The Ifo Business Climate in Germany in January was standing at 85,1 a bit higher from market estimate of 84,5. The GfK Consumer Confidence in February reached -22,4 in Germany, a bit higher from market consensus at -20. The initial estimate for the GDP growth rate for Q4 in Germany currently stands at -0,2%, while the same indicator stands at 0% in the EuroZone. Both figures were lower from forecasted figures. The Unemployment rate in the Euro Zone in December was standing at 6,3% and in line with the market estimate.
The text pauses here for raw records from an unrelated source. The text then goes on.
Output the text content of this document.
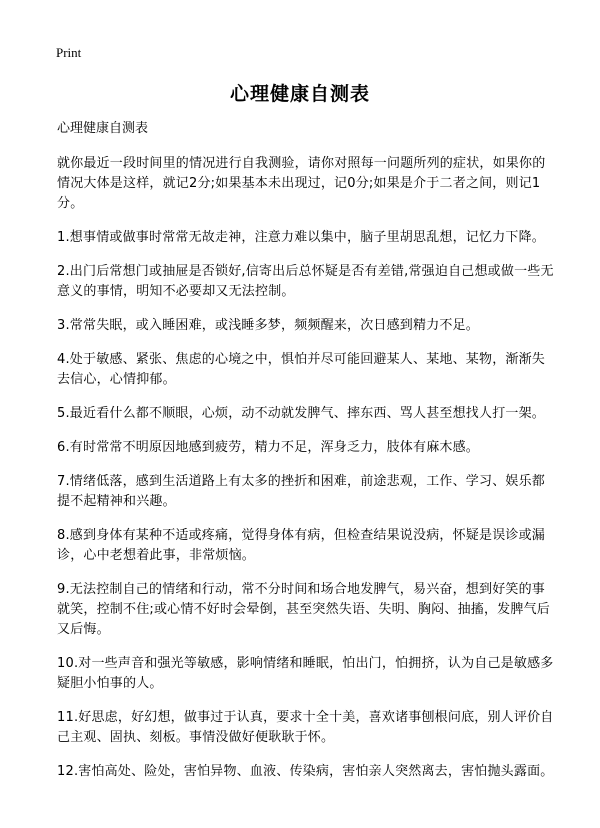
Print
心理健康自测表

心理健康自测表

就你最近一段时间里的情况进行自我测验，请你对照每一问题所列的症状，如果你的情况大体是这样，就记2分;如果基本未出现过，记0分;如果是介于二者之间，则记1分。

1.想事情或做事时常常无故走神，注意力难以集中，脑子里胡思乱想，记忆力下降。
2.出门后常想门或抽屉是否锁好,信寄出后总怀疑是否有差错,常强迫自己想或做一些无意义的事情，明知不必要却又无法控制。
3.常常失眠，或入睡困难，或浅睡多梦，频频醒来，次日感到精力不足。
4.处于敏感、紧张、焦虑的心境之中，惧怕并尽可能回避某人、某地、某物，渐渐失去信心，心情抑郁。
5.最近看什么都不顺眼，心烦，动不动就发脾气、摔东西、骂人甚至想找人打一架。
6.有时常常不明原因地感到疲劳，精力不足，浑身乏力，肢体有麻木感。
7.情绪低落，感到生活道路上有太多的挫折和困难，前途悲观，工作、学习、娱乐都提不起精神和兴趣。
8.感到身体有某种不适或疼痛，觉得身体有病，但检查结果说没病，怀疑是误诊或漏诊，心中老想着此事，非常烦恼。
9.无法控制自己的情绪和行动，常不分时间和场合地发脾气，易兴奋，想到好笑的事就笑，控制不住;或心情不好时会晕倒，甚至突然失语、失明、胸闷、抽搐，发脾气后又后悔。
10.对一些声音和强光等敏感，影响情绪和睡眠，怕出门，怕拥挤，认为自己是敏感多疑胆小怕事的人。
11.好思虑，好幻想，做事过于认真，要求十全十美，喜欢诸事刨根问底，别人评价自己主观、固执、刻板。事情没做好便耿耿于怀。
12.害怕高处、险处，害怕异物、血液、传染病，害怕亲人突然离去，害怕抛头露面。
The Retail sales in Germany in December was down by -1,6% for the month, significantly lower from forecasted 0,2%. The unemployment rate in Germany in January was 6,2% and was higher by 0,1 percentage point from the previous month. Inflation rate in Germany, preliminary for January was -0,2% for the month and 2,3% on a yearly basis.
A lot of important macro data and CB rate decisions were the promise for the volatile week on financial markets. The market pushed the eurusd currency pair to the level of 1,0530 at the start of the week, and swiftly reverted the path to the down side. The lowest weekly level was reached at Friday's trading session, at the level of 1,035. The RSI reached the level of 59 and in line with the market moves, reverted toward the downside, ending the week at the level of 46. Such moves are indicating that the market is still not sure which side to trade. The moving average of 50 days continues to modestly diverge from MA200. Considering a huge difference between two lines, the potential cross is still far away.
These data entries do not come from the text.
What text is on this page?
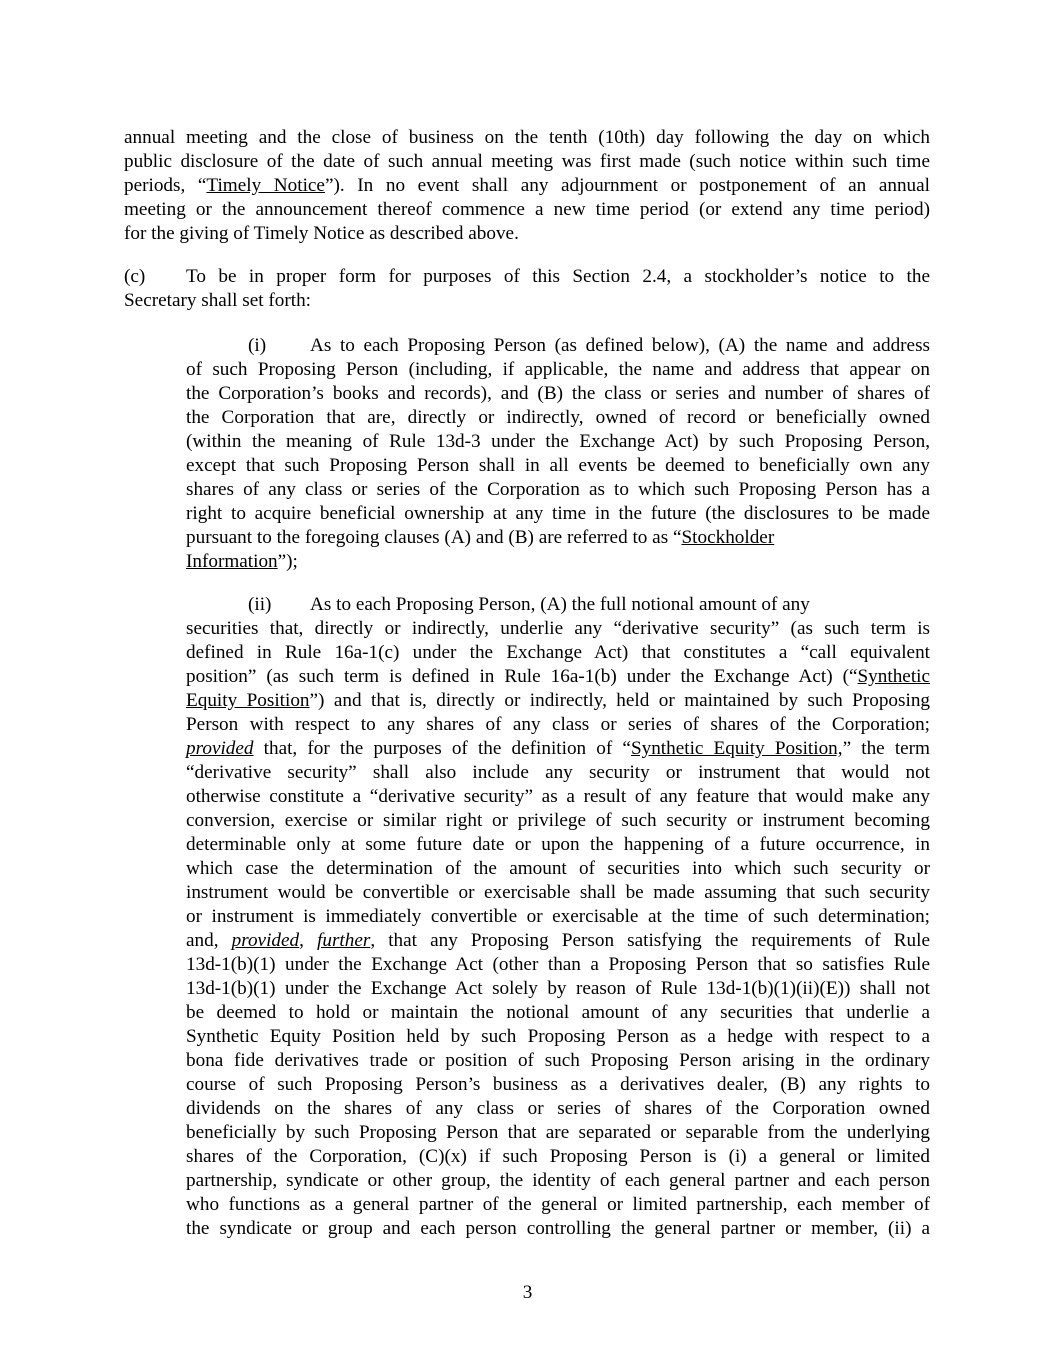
annual meeting and the close of business on the tenth (10th) day following the day on which
public disclosure of the date of such annual meeting was first made (such notice within such time
periods, “Timely Notice”). In no event shall any adjournment or postponement of an annual
meeting or the announcement thereof commence a new time period (or extend any time period)
for the giving of Timely Notice as described above.
(c) To be in proper form for purposes of this Section 2.4, a stockholder’s notice to the
Secretary shall set forth:
(i) As to each Proposing Person (as defined below), (A) the name and address
of such Proposing Person (including, if applicable, the name and address that appear on
the Corporation’s books and records), and (B) the class or series and number of shares of
the Corporation that are, directly or indirectly, owned of record or beneficially owned
(within the meaning of Rule 13d-3 under the Exchange Act) by such Proposing Person,
except that such Proposing Person shall in all events be deemed to beneficially own any
shares of any class or series of the Corporation as to which such Proposing Person has a
right to acquire beneficial ownership at any time in the future (the disclosures to be made
pursuant to the foregoing clauses (A) and (B) are referred to as “Stockholder
Information”);
(ii) As to each Proposing Person, (A) the full notional amount of any
securities that, directly or indirectly, underlie any “derivative security” (as such term is
defined in Rule 16a-1(c) under the Exchange Act) that constitutes a “call equivalent
position” (as such term is defined in Rule 16a-1(b) under the Exchange Act) (“Synthetic
Equity Position”) and that is, directly or indirectly, held or maintained by such Proposing
Person with respect to any shares of any class or series of shares of the Corporation;
provided that, for the purposes of the definition of “Synthetic Equity Position,” the term
“derivative security” shall also include any security or instrument that would not
otherwise constitute a “derivative security” as a result of any feature that would make any
conversion, exercise or similar right or privilege of such security or instrument becoming
determinable only at some future date or upon the happening of a future occurrence, in
which case the determination of the amount of securities into which such security or
instrument would be convertible or exercisable shall be made assuming that such security
or instrument is immediately convertible or exercisable at the time of such determination;
and, provided, further, that any Proposing Person satisfying the requirements of Rule
13d-1(b)(1) under the Exchange Act (other than a Proposing Person that so satisfies Rule
13d-1(b)(1) under the Exchange Act solely by reason of Rule 13d-1(b)(1)(ii)(E)) shall not
be deemed to hold or maintain the notional amount of any securities that underlie a
Synthetic Equity Position held by such Proposing Person as a hedge with respect to a
bona fide derivatives trade or position of such Proposing Person arising in the ordinary
course of such Proposing Person’s business as a derivatives dealer, (B) any rights to
dividends on the shares of any class or series of shares of the Corporation owned
beneficially by such Proposing Person that are separated or separable from the underlying
shares of the Corporation, (C)(x) if such Proposing Person is (i) a general or limited
partnership, syndicate or other group, the identity of each general partner and each person
who functions as a general partner of the general or limited partnership, each member of
the syndicate or group and each person controlling the general partner or member, (ii) a
3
In the week ahead, the non-farm payrolls and unemployment rate for the US are scheduled, which might bring back some volatility to the market. As per current charts, the 1,05 resistance line was “rejected”, so the currency pair reverted back toward the 1,03, the short term support line. At the same time, RSI is showing that the market is not ready to take the trading side. The clear overbought market side was not reached during the previous period, but instead, market reverted to the downside. At the beginning of the week ahead, the situation should be much clearer. At this moment, on charts, there are equal probabilities for both moves, toward up, and downside. In case of the upside, the resistance line at 1,05 could be tested again. On the opposite side, the 1,03 level has equal chances to be tested in the week ahead.
Important news to watch during the week ahead are:
EUR: Inflation rate flash for January in the EuroZone, HCOB Composite PMI flash for January in Germany and in the EuroZone, Retail Sales in the Euro Zone in December, Balance of Trade for Germany in December, Industrial Production in December in Germany,
USD: ISM Manufacturing PMI for January, Jobs openings in December, ISM Services PMI in January, Non Farm Payrolls in January, Unemployment rate in January, Michigan Consumer Sentiment preliminary for February.